What is Universal Health Coverage (UHC)?

  1. “All people are able to use needed health services (including prevention, promotion, treatment, rehabilitation, and palliation), of sufficient quality to be effective.”
  1. “Universal Health Coverage exists when all people receive the quality health services they need without suffering financial hardship. UHC combines two key elements, the first relating to people’s use of the health services they need and the second to the economic consequences of doing so.”

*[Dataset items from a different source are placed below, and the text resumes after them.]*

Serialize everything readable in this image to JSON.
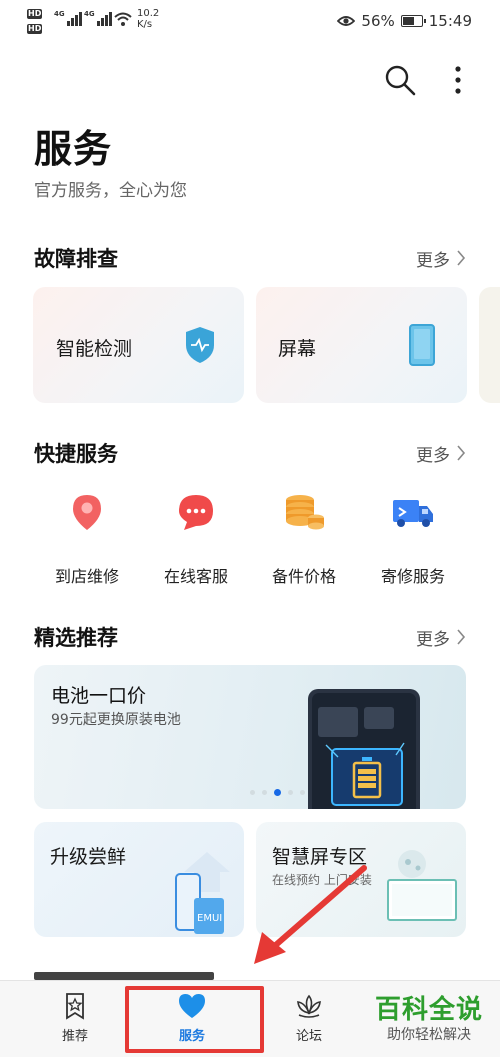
{
  "status_bar": {
    "hd1": "HD",
    "hd2": "HD",
    "sig1_label": "4G",
    "sig2_label": "4G",
    "net_speed_value": "10.2",
    "net_speed_unit": "K/s",
    "battery_percent": "56%",
    "time": "15:49"
  },
  "header": {
    "title": "服务",
    "subtitle": "官方服务，全心为您"
  },
  "troubleshoot": {
    "title": "故障排查",
    "more": "更多",
    "cards": [
      {
        "label": "智能检测",
        "icon": "shield-icon"
      },
      {
        "label": "屏幕",
        "icon": "phone-screen-icon"
      }
    ]
  },
  "quick_services": {
    "title": "快捷服务",
    "more": "更多",
    "items": [
      {
        "label": "到店维修",
        "icon": "location-pin-icon",
        "color": "#f05a5a"
      },
      {
        "label": "在线客服",
        "icon": "chat-bubble-icon",
        "color": "#f04a4a"
      },
      {
        "label": "备件价格",
        "icon": "coins-icon",
        "color": "#f3a13a"
      },
      {
        "label": "寄修服务",
        "icon": "truck-icon",
        "color": "#3b82f6"
      }
    ]
  },
  "featured": {
    "title": "精选推荐",
    "more": "更多",
    "banner": {
      "title": "电池一口价",
      "subtitle": "99元起更换原装电池",
      "page_count": 5,
      "active_page": 3
    },
    "cards": [
      {
        "title": "升级尝鲜",
        "badge": "EMUI"
      },
      {
        "title": "智慧屏专区",
        "subtitle": "在线预约 上门安装"
      }
    ]
  },
  "tab_bar": {
    "tabs": [
      {
        "label": "推荐",
        "icon": "star-bookmark-icon",
        "active": false
      },
      {
        "label": "服务",
        "icon": "heart-icon",
        "active": true
      },
      {
        "label": "论坛",
        "icon": "lotus-icon",
        "active": false
      }
    ]
  },
  "watermark": {
    "title": "百科全说",
    "subtitle": "助你轻松解决"
  },
  "colors": {
    "accent": "#1d7ae0",
    "annotation": "#e53935",
    "watermark": "#2e9e2e"
  }
}
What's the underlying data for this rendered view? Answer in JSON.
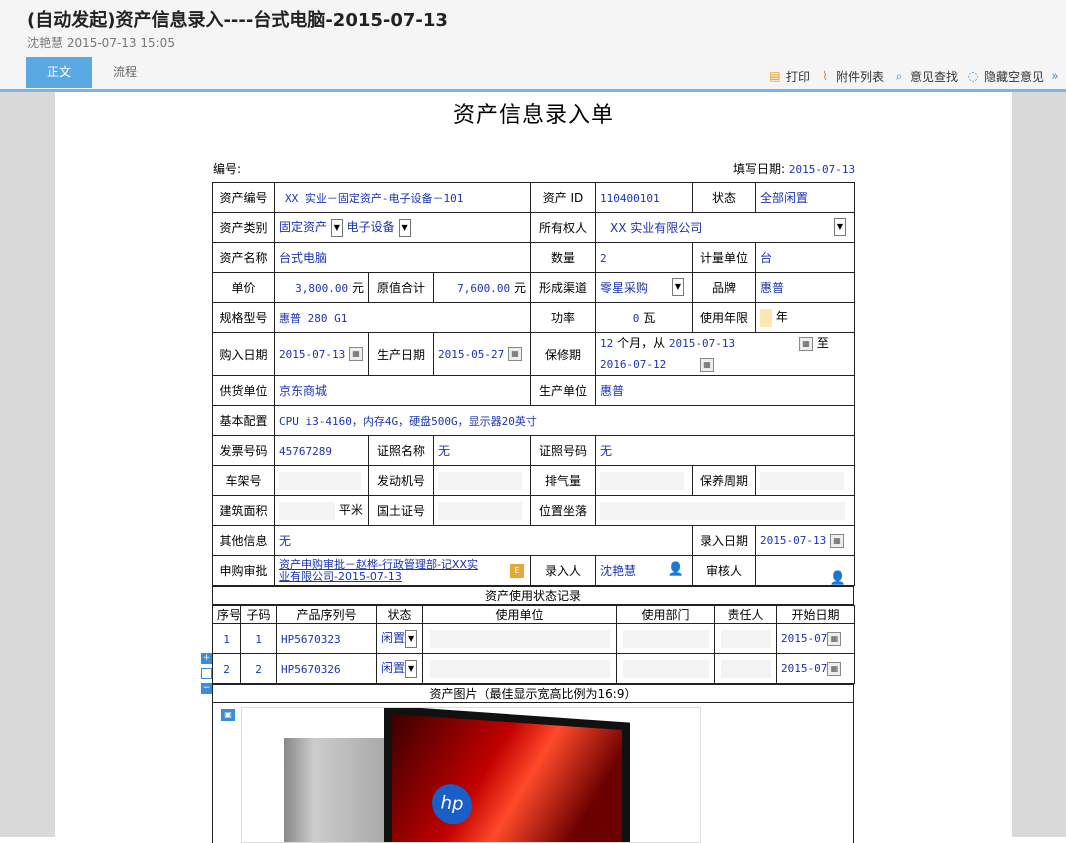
{
  "header": {
    "title": "(自动发起)资产信息录入----台式电脑-2015-07-13",
    "subtitle": "沈艳慧 2015-07-13 15:05",
    "tabs": [
      "正文",
      "流程"
    ],
    "toolbar": {
      "print": "打印",
      "attachments": "附件列表",
      "search_opinion": "意见查找",
      "hide_empty": "隐藏空意见"
    }
  },
  "form": {
    "title": "资产信息录入单",
    "serial_label": "编号:",
    "fill_date_label": "填写日期:",
    "fill_date": "2015-07-13",
    "labels": {
      "asset_no": "资产编号",
      "asset_id": "资产 ID",
      "status": "状态",
      "asset_type": "资产类别",
      "owner": "所有权人",
      "asset_name": "资产名称",
      "quantity": "数量",
      "unit": "计量单位",
      "price": "单价",
      "total": "原值合计",
      "channel": "形成渠道",
      "brand": "品牌",
      "model": "规格型号",
      "power": "功率",
      "life": "使用年限",
      "buy_date": "购入日期",
      "prod_date": "生产日期",
      "warranty": "保修期",
      "supplier": "供货单位",
      "producer": "生产单位",
      "config": "基本配置",
      "invoice": "发票号码",
      "cert_name": "证照名称",
      "cert_no": "证照号码",
      "frame_no": "车架号",
      "engine_no": "发动机号",
      "displacement": "排气量",
      "maintain": "保养周期",
      "area": "建筑面积",
      "land_cert": "国土证号",
      "location": "位置坐落",
      "other": "其他信息",
      "entry_date": "录入日期",
      "purchase": "申购审批",
      "entry_user": "录入人",
      "reviewer": "审核人"
    },
    "values": {
      "asset_no": "XX 实业－固定资产-电子设备－101",
      "asset_id": "110400101",
      "status": "全部闲置",
      "asset_type_1": "固定资产",
      "asset_type_2": "电子设备",
      "owner": "XX 实业有限公司",
      "asset_name": "台式电脑",
      "quantity": "2",
      "unit": "台",
      "price": "3,800.00",
      "price_unit": "元",
      "total": "7,600.00",
      "total_unit": "元",
      "channel": "零星采购",
      "brand": "惠普",
      "model": "惠普 280 G1",
      "power": "0",
      "power_unit": "瓦",
      "life_unit": "年",
      "buy_date": "2015-07-13",
      "prod_date": "2015-05-27",
      "warranty_months": "12",
      "warranty_text": "个月，从",
      "warranty_from": "2015-07-13",
      "warranty_to_label": "至",
      "warranty_to": "2016-07-12",
      "supplier": "京东商城",
      "producer": "惠普",
      "config": "CPU i3-4160，内存4G，硬盘500G，显示器20英寸",
      "invoice": "45767289",
      "cert_name": "无",
      "cert_no": "无",
      "area_unit": "平米",
      "other": "无",
      "entry_date": "2015-07-13",
      "purchase_line1": "资产申购审批－赵桦-行政管理部-记XX实",
      "purchase_line2": "业有限公司-2015-07-13",
      "entry_user": "沈艳慧"
    },
    "usage_section": "资产使用状态记录",
    "usage_headers": [
      "序号",
      "子码",
      "产品序列号",
      "状态",
      "使用单位",
      "使用部门",
      "责任人",
      "开始日期"
    ],
    "usage_rows": [
      {
        "no": "1",
        "code": "1",
        "serial": "HP5670323",
        "status": "闲置",
        "date": "2015-07"
      },
      {
        "no": "2",
        "code": "2",
        "serial": "HP5670326",
        "status": "闲置",
        "date": "2015-07"
      }
    ],
    "image_section": "资产图片（最佳显示宽高比例为16:9）"
  },
  "colors": {
    "accent": "#5ba9e2",
    "value_text": "#1a33b3"
  }
}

With respect to benefit of UHC, a WHO document ‘Arguing for Universal Health Coverage’ in 2013 observed the following;

  • The first objective is that everybody should be able to access a full-range of health services including promotion, prevention, treatment, rehabilitation and palliative care. These services should be of good quality. It is of no use having access to a scanner that is poorly calibrated or run by an untrained health worker.
  • The second objective is to ensure protection from the financial risk associated with seeking care. The need to pay for care at the point of use (whether through explicit policies on user fees or informal payments) discourages people from using services, and can cause financial hardship for those that do seek care. The best way around this is to expand coverage with compulsory prepayment of some type – e.g. taxes and other government charges, social insurance premiums – that are subsequently pooled to spread risks. Contributions should reflect people’s ability to pay which means that there will always need to be subsidies for the poor and vulnerable.

In answering the question “how realistic to achieve Universal Health Coverage?” Each country and most especially developing countries should evaluate their resources both human and financial as well understanding their population dynamics including those at risk populations and the most vulnerable and come up with an equitable health services that promote universal health coverage.